On March 2, 1916, Spanish poets Juan Ramón Jiménez (Nobel Prize in Literature in 1956) and Zenobia Camprubí got married in this church. Their six-month stay in the United States is in the origin of Jiménez's book Diario de un poeta recién casado (1917), which was an inflection point for his poetry and for Spanish contemporary poetry.

The 29th Street facade is fully developed. The church underwent restoration in 1949. The connected school building on 28th Street was built c.1902, designed by Elliot Lynch, and a rectory was built on the 29th Street side in 1956, designed by the firm of Knappe & Johnson.

This church is not operational since its merging in 2014.

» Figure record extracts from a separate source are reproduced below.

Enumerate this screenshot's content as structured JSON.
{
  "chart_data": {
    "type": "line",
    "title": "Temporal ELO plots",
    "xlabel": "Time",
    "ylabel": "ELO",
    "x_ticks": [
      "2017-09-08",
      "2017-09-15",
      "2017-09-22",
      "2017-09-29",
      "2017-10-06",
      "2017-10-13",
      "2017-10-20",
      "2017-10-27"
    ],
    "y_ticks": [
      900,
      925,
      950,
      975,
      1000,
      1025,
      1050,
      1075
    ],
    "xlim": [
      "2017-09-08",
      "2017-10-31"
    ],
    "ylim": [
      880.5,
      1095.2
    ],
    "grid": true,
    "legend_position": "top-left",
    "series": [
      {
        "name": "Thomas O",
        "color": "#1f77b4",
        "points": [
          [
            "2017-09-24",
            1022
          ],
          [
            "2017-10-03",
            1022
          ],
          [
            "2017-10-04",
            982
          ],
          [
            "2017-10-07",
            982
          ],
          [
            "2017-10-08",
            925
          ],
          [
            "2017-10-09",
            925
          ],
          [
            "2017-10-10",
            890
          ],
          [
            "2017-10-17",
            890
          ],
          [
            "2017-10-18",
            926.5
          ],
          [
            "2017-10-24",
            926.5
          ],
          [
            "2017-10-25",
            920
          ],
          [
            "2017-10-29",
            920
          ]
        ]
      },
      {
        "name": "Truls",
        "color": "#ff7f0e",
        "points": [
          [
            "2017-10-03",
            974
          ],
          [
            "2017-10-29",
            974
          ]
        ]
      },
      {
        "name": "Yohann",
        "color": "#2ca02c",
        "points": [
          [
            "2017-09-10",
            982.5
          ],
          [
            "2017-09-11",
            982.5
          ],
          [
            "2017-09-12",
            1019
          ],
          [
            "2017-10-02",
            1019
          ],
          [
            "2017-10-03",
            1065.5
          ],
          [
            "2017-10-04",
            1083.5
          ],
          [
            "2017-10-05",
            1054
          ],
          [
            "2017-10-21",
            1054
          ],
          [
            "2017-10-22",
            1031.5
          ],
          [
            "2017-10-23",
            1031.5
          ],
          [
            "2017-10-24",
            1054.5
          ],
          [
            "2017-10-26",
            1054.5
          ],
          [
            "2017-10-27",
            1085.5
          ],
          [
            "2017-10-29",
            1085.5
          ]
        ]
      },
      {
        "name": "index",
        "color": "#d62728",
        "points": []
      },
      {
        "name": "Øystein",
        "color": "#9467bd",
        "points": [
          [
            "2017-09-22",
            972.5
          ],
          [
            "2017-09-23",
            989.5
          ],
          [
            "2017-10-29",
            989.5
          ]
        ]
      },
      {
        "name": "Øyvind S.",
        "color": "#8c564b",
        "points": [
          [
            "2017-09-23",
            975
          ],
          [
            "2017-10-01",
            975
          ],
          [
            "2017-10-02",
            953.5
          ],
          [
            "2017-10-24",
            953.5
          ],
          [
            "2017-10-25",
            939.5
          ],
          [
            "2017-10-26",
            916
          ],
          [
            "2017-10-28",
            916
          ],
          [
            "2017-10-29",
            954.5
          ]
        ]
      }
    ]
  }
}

===St. Stephen Parish School===
The St. Stephen Parish School on 28th Street was built from 1897 to around 1902 to the designs of Elliot Lynch. The Sisters of Charity staffed the school until 1967.

It is now the St. Stephen's campus of the Epiphany School, one of their two facilities, the other being on East 20th Street near the Epiphany Church.

==Our Lady of the Scapular==

The parish of Our Lady of the Scapular of Mount Carmel was founded in 1889 by the Irish Carmelites.

==In popular culture==
The church briefly appears in the 1989 television movie Kojak: Fatal Flaw.